Ana Nunes de Almeida e os abusos na Igreja a rapazes: “A mulher está configurada na Virgem Maria, na nossa mãe. Não se toca nesse corpo”
No podcast As Mulheres Não Existem desta semana, Carla Quevedo e Matilde Torres Pereira entrevistam Ana Nunes de Almeida, a mulher que tem estado no olho do furacão da opinião pública no rescaldo da apresentação do relatório da Comissão Independente para o Estudo dos Abusos Sexuais contra as Crianças na Igreja Católica Portuguesa. Com o nome “Dar voz ao silêncio”, é um documento fundamental para a compreensão de um fenómeno que só agora começa a ser olhado de frente
Se, na família, o abuso sexual de crianças atinge sobretudo raparigas, no seio da Igreja são os rapazes a maioria das vítimas. Na família são pais, tios, avós e irmãos os abusadores. No contexto da igreja, a vasta maioria são sacerdotes. Há ligação entre homossexualidade e pedofilia? “Zero”, sublinha a socióloga Ana Nunes de Almeida. O fim do celibato é uma solução? Dificilmente. É a socialização num meio predominantemente masculino que fragiliza a afetividade e sexualidade de um grupo social confinado, há muito, à “instituição total”, citando um conceito do sociólogo Erving Goffman.
Entrevistada no podcast As Mulheres Não Existem, Ana Nunes de Almeida reflecte também sobre as conclusões do relatório francês aos abusos sexuais na igreja e traça uma importante análise à figura feminina no contexto eclesiástico, que pode ajudar a compreender a maior incidência deste tipo de abusos sobre rapazes vulneráveis: “A mulher é uma representação, para muitos, da pureza e intocabilidade”. “A mulher está configurada na Virgem Maria, na mãe, na nossa mãe. Não se toca nesse corpo. Por outro lado, também se associa [o corpo da mulher] ao pecado original. É um corpo desconhecido.”
NUNO BOTELHO
Depois de mais de um ano, foram validados 512 testemunhos de abuso e estimados um “número potencial de 4.815 vítimas”. A estimativa é “grosseira”, afirma a socióloga. “A sensação que tínhamos era tremenda, quando nos chegava um caso, parecia que estávamos a levantar uma porta, e por baixo escondia-se um terreno…um lamaçal de perversidade e sofrimento”, descreve.

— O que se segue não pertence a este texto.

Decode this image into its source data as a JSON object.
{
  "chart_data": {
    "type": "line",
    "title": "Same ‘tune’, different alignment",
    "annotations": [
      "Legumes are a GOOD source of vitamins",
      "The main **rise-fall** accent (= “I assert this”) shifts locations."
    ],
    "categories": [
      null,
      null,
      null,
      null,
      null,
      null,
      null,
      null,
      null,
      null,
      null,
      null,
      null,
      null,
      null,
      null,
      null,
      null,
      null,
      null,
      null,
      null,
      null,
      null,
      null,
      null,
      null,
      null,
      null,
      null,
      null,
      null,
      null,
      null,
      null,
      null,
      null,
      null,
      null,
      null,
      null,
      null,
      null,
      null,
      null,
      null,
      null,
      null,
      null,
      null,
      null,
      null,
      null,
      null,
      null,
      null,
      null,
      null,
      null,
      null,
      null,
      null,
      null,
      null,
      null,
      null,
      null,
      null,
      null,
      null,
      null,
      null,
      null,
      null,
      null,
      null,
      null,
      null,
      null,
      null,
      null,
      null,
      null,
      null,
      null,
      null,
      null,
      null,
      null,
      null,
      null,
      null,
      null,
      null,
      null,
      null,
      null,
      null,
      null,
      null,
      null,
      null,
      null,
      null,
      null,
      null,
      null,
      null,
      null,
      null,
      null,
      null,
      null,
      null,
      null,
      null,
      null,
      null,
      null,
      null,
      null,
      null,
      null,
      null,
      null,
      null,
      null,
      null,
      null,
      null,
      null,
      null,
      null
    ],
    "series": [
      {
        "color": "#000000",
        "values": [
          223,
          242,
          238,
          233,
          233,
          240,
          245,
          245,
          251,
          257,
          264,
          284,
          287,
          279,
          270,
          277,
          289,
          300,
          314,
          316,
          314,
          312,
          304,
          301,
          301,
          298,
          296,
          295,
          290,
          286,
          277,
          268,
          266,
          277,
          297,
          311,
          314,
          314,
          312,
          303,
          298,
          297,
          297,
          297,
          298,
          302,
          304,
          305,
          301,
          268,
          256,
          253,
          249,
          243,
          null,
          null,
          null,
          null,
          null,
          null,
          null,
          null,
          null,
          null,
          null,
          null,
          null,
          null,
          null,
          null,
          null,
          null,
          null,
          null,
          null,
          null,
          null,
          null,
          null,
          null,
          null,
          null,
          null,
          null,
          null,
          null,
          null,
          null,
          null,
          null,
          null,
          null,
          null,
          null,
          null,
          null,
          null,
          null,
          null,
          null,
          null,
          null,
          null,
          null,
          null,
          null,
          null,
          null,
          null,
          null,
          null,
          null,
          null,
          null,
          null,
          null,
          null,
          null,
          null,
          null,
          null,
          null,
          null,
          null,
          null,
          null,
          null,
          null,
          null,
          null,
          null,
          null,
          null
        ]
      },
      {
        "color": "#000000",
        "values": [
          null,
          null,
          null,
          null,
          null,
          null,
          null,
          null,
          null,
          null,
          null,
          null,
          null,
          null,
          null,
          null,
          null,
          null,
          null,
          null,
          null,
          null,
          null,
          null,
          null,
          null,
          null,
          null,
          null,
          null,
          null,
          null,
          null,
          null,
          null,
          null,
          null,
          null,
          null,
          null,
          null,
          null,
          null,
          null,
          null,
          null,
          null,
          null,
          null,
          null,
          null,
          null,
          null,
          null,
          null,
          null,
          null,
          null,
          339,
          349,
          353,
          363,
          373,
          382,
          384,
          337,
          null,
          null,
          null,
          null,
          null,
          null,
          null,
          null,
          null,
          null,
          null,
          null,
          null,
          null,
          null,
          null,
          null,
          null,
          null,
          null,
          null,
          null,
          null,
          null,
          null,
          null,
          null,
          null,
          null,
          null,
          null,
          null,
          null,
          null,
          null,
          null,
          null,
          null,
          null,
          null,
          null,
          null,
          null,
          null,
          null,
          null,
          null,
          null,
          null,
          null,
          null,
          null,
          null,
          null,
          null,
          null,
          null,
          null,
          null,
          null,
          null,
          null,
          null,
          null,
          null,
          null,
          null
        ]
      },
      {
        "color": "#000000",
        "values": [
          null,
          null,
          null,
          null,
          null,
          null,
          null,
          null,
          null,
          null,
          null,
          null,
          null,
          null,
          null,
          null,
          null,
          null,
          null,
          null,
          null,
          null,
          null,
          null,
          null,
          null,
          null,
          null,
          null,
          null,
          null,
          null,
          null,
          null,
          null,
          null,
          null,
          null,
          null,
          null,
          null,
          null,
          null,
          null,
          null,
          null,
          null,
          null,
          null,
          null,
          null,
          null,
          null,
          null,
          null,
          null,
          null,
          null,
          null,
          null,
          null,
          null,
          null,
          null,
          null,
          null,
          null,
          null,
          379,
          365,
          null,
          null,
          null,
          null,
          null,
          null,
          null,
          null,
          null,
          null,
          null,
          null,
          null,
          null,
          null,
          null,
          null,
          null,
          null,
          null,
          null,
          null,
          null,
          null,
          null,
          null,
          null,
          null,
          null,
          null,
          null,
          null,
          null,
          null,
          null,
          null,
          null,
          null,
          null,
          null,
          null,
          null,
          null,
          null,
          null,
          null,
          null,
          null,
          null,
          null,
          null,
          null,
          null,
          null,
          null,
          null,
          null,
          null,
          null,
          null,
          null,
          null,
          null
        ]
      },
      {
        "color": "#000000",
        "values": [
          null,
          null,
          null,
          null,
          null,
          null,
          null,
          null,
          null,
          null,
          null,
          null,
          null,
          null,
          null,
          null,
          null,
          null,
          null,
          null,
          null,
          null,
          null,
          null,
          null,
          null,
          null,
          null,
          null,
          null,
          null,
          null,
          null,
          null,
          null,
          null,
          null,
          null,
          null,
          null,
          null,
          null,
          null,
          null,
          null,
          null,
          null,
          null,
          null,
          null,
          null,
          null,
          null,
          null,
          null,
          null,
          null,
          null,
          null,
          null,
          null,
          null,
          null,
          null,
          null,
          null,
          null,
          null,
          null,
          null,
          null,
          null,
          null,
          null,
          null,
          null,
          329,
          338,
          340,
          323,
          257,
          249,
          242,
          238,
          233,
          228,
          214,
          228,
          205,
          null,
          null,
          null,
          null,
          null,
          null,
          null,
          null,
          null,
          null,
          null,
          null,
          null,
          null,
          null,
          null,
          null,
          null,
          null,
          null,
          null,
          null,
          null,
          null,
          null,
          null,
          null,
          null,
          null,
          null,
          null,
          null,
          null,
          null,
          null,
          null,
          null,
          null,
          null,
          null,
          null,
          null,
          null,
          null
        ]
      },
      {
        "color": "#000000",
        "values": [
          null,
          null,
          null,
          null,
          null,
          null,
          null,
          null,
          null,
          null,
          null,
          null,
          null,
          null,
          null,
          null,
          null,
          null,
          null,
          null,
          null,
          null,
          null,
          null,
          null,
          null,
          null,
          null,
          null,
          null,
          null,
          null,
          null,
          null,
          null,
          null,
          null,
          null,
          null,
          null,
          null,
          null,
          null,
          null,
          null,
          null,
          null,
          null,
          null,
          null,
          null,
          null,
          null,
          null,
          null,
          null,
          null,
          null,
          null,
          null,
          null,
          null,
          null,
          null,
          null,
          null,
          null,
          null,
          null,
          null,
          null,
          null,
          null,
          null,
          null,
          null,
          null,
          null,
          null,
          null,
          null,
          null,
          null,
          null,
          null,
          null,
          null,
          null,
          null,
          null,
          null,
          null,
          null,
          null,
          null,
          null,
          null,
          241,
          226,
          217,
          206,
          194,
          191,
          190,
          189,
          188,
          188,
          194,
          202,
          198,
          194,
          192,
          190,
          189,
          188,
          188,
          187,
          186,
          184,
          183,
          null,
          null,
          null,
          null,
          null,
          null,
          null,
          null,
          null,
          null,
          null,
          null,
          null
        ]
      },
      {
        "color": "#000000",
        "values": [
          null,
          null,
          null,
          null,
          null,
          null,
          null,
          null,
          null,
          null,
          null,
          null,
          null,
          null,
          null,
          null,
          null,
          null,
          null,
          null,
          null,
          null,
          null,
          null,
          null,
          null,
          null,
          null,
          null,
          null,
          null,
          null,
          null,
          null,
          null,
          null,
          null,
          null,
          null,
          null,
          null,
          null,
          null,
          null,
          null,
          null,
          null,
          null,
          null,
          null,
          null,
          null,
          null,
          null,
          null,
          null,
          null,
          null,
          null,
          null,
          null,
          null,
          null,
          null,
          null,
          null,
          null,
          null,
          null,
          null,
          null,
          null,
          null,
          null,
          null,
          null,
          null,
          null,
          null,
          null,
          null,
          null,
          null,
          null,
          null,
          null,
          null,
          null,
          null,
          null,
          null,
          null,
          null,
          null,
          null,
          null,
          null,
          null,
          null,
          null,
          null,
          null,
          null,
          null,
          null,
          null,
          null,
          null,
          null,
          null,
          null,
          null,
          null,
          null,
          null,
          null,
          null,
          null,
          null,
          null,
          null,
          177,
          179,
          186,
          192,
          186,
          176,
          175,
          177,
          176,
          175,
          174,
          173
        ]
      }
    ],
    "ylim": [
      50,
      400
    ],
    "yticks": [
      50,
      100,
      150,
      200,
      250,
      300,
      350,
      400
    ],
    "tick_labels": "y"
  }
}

Centrando a conversa também na convidada, ficámos a conhecer alguns episódios marcantes no seu percurso impressionante. Já era casada e tinha um filho quando se dirigiu a um seu professor da Universidade de Genebra para lhe propôr fazer a tese de doutoramento em sociologia na sua “alma mater”. A resposta, para seu grande choque e indignação, foi uma pergunta: “Pensa ter mais filhos?”. Por ser “Portuguesa, mulher e mãe”, sentiu uma discriminação atroz por parte daquele que era considerado na altura o mais eminente sociólogo da família a nível europeu. Anos mais tarde, quando defendeu a tese em Portugal, dedicou-lhe a investigação e enviou-lhe com uma dedicatória: uma fotografia dos filhos - os três.
Tiago Pereira Santos
Houve ainda espaço para falar na socióloga Mirra Komarovsky, pioneira na introdução das questões da mulher na academia. Nas recomendações, um poema de Adília Lopes e uma leitura a partir da Sagração da Primavera de Cecília Meireles.